Stem cells and healthy aging.
This review focuses on the changes that occur in stems during the aging process. The overall focus in both on how mutations in the DNA of stem cells can alter the function and allow for subsets of stem cells to become the most dominant population in the tissue. The authors also review the literature on how stem cells in different tissues respond to their local and systemic environments in a way that alters their behavior and can actually also permit the growth of certain subsets of stem cells over other subsets. Together, these different influences can profoundly influence the heterogeneity of stem cells in our different tissue are as we age, and this can significantly alter how effective those stem cells in contributing to tissue homeostasis or repair.
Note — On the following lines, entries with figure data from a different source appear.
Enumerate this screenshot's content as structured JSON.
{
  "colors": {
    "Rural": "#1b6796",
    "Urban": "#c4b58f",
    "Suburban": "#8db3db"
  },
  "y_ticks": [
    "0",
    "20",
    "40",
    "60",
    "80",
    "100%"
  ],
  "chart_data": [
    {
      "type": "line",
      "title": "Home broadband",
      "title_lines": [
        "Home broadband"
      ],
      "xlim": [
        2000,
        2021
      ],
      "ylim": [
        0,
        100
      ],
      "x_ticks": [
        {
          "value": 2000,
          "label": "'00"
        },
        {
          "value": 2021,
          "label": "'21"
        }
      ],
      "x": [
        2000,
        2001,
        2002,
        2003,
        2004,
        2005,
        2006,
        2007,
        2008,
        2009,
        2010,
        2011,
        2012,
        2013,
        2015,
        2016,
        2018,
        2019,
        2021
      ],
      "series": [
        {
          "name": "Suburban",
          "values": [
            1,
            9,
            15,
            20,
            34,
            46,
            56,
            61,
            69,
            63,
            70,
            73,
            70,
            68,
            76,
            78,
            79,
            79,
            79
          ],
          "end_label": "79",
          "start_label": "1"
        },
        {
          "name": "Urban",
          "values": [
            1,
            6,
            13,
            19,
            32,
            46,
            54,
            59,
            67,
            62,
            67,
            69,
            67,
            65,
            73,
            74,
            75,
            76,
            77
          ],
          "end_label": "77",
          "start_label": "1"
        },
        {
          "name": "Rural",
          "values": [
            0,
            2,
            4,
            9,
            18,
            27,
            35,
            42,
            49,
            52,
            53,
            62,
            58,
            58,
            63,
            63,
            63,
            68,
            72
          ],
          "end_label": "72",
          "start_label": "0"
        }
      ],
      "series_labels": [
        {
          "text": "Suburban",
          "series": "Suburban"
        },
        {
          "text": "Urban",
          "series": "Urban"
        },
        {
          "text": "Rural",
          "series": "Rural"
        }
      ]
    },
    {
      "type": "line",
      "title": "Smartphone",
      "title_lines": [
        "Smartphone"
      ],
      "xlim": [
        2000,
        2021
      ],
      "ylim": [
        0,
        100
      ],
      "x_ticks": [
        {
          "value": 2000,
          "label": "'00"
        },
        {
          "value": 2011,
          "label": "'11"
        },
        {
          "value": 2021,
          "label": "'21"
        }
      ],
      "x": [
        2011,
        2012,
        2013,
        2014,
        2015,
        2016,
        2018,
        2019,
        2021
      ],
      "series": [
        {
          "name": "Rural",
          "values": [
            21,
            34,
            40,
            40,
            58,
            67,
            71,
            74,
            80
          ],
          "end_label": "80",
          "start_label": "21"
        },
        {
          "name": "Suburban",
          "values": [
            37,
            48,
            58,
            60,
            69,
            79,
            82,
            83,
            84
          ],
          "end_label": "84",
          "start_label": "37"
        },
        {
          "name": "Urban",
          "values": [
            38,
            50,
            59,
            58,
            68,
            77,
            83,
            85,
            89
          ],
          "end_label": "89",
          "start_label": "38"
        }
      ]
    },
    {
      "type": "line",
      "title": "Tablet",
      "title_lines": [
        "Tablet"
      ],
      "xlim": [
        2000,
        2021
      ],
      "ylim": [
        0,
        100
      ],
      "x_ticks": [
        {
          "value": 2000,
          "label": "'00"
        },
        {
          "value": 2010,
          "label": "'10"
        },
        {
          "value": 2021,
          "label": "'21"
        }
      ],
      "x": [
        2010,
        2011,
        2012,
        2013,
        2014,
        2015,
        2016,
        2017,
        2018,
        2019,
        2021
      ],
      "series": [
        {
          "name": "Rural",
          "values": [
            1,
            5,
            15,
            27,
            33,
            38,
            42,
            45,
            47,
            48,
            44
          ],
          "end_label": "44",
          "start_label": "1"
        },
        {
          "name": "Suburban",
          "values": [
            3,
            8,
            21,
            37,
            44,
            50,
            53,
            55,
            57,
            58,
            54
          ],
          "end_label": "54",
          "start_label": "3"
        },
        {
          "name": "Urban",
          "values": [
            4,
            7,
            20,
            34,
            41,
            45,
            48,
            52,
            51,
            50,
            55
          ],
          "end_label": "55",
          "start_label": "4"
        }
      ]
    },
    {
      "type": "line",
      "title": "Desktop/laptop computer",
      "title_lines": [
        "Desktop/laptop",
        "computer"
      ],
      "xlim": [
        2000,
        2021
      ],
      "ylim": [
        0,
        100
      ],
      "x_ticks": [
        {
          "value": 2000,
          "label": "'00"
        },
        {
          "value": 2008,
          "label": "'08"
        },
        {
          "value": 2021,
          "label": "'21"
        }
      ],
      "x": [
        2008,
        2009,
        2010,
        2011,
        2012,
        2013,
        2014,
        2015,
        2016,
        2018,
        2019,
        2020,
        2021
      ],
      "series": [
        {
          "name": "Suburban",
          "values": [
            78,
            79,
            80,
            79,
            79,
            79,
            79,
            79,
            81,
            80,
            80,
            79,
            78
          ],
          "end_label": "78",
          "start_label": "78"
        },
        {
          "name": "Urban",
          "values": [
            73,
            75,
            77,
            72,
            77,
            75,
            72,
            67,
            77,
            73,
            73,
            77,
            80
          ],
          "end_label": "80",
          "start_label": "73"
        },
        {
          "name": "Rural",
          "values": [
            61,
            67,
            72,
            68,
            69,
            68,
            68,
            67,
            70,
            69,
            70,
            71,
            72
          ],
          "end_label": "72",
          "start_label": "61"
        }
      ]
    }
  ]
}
Research into stem cells and aging aims to understand how stem cells maintain tissue health, what mechanisms ultimately lead to decline in stem cell function with age, and how the regenerative capacity of somatic stem cells can be enhanced to promote healthy aging. Here, we explore the effects of aging on stem cells in different tissues. Recent research has focused on the ways that genetic mutations, epigenetic changes, and the extrinsic environmental milieu influence stem cell functionality over time. We describe each of these three factors, the ways in which they interact, and how these interactions decrease stem cell health over time. We are optimistic that a better understanding of these changes will uncover potential strategies to enhance stem cell function and increase tissue resiliency into old age.